En una reciente intervención durante una cena privada del Forum Club en West Palm Beach, Florida, el presidente de Estados Unidos, Donald Trump, lanzó una controvertida declaración sobre el futuro de su política exterior hacia el Caribe. El mandatario afirmó que su administración “tomará el control de Cuba casi de inmediato” una vez que logre finalizar el “trabajo” que mantiene actualmente con Irán.
Ante empresarios y líderes políticos presentes en el evento, Trump detalló cómo ejecutaría esta presión: planea que el portaaviones USS Abraham Lincoln, reconocido como el más grande del mundo, se desplace hasta el Caribe. Según el presidente, el buque se ubicaría a unos 100 metros de la costa de la isla, asegurando que ante esta maniobra, los isleños simplemente “dirán muchas gracias, nos rendimos”.
Nuevas sanciones y el bloqueo económico
La postura del republicano se ve respaldada por acciones concretas.
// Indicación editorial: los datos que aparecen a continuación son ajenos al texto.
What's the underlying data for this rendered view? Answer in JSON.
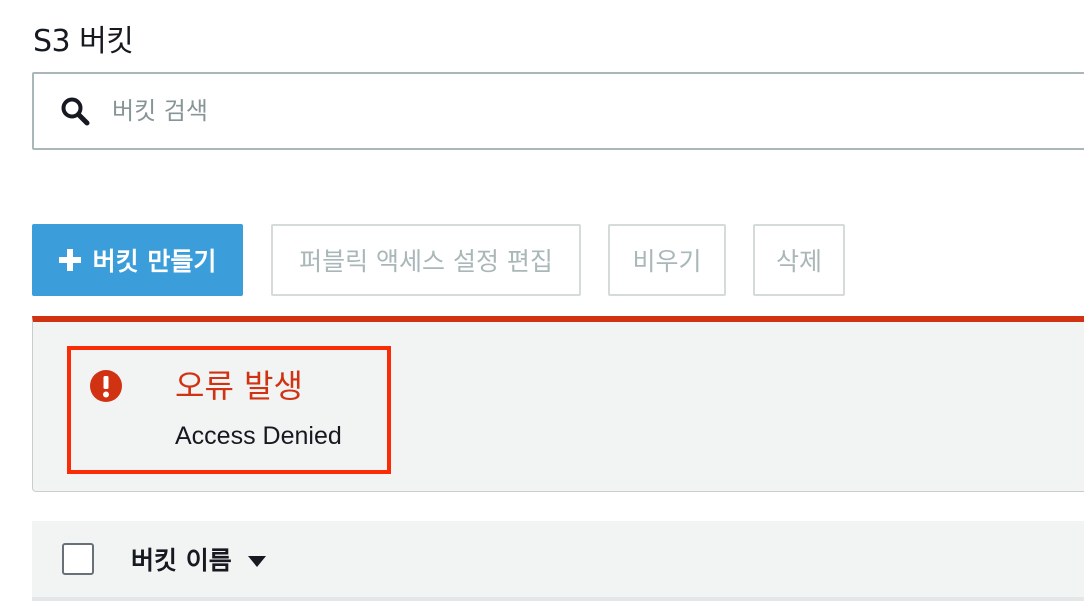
{
  "header": {
    "title": "S3 버킷"
  },
  "search": {
    "placeholder": "버킷 검색",
    "value": "",
    "icon": "search-icon"
  },
  "toolbar": {
    "create_label": "버킷 만들기",
    "edit_public_access_label": "퍼블릭 액세스 설정 편집",
    "empty_label": "비우기",
    "delete_label": "삭제"
  },
  "alert": {
    "title": "오류 발생",
    "message": "Access Denied",
    "icon": "error-icon",
    "color": "#d13212",
    "highlight_color": "#fa2c06"
  },
  "table": {
    "columns": [
      {
        "label": "버킷 이름",
        "sort": "descending"
      }
    ]
  },
  "colors": {
    "primary": "#3b9dd9",
    "error": "#d13212",
    "disabled_text": "#aab7b8"
  }
}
Este viernes, el Gobierno estadounidense intensificó las sanciones contra la isla, afectando pilares estratégicos como la energía, defensa, minería y servicios financieros. La orden estipula que cualquier empresa o individuo que opere en Cuba o mantenga vínculos comerciales con el gobierno de La Habana sufrirá un bloqueo total de sus activos dentro de Estados Unidos.
El secretario de Estado, Marco Rubio, se sumó a la ofensiva acusando a las autoridades cubanas de facilitar la entrada de servicios de inteligencia pertenecientes a “adversarios” de la nación norteamericana, advirtiendo que la administración de Trump no tolerará dicha situación bajo ningún concepto.
Tensión política en el Senado
El escenario interno en Washington también muestra divisiones. El pasado martes, el Senado rechazó una propuesta impulsada por legisladores demócratas, quienes buscaban limitar las posibles operaciones militares que Trump pudiera autorizar sobre La Habana. Esta votación le otorga mayor margen de maniobra al Ejecutivo para continuar con su estrategia.
Desde inicios de enero, la administración ha mantenido una presión constante que incluye un bloqueo petrolero, mientras el presidente ha reiterado en distintas ocasiones la necesidad de propiciar un cambio de régimen en el país caribeño. ¿Logrará esta escalada de presión económica y militar el objetivo de Washington o se traducirá en una crisis regional mayor?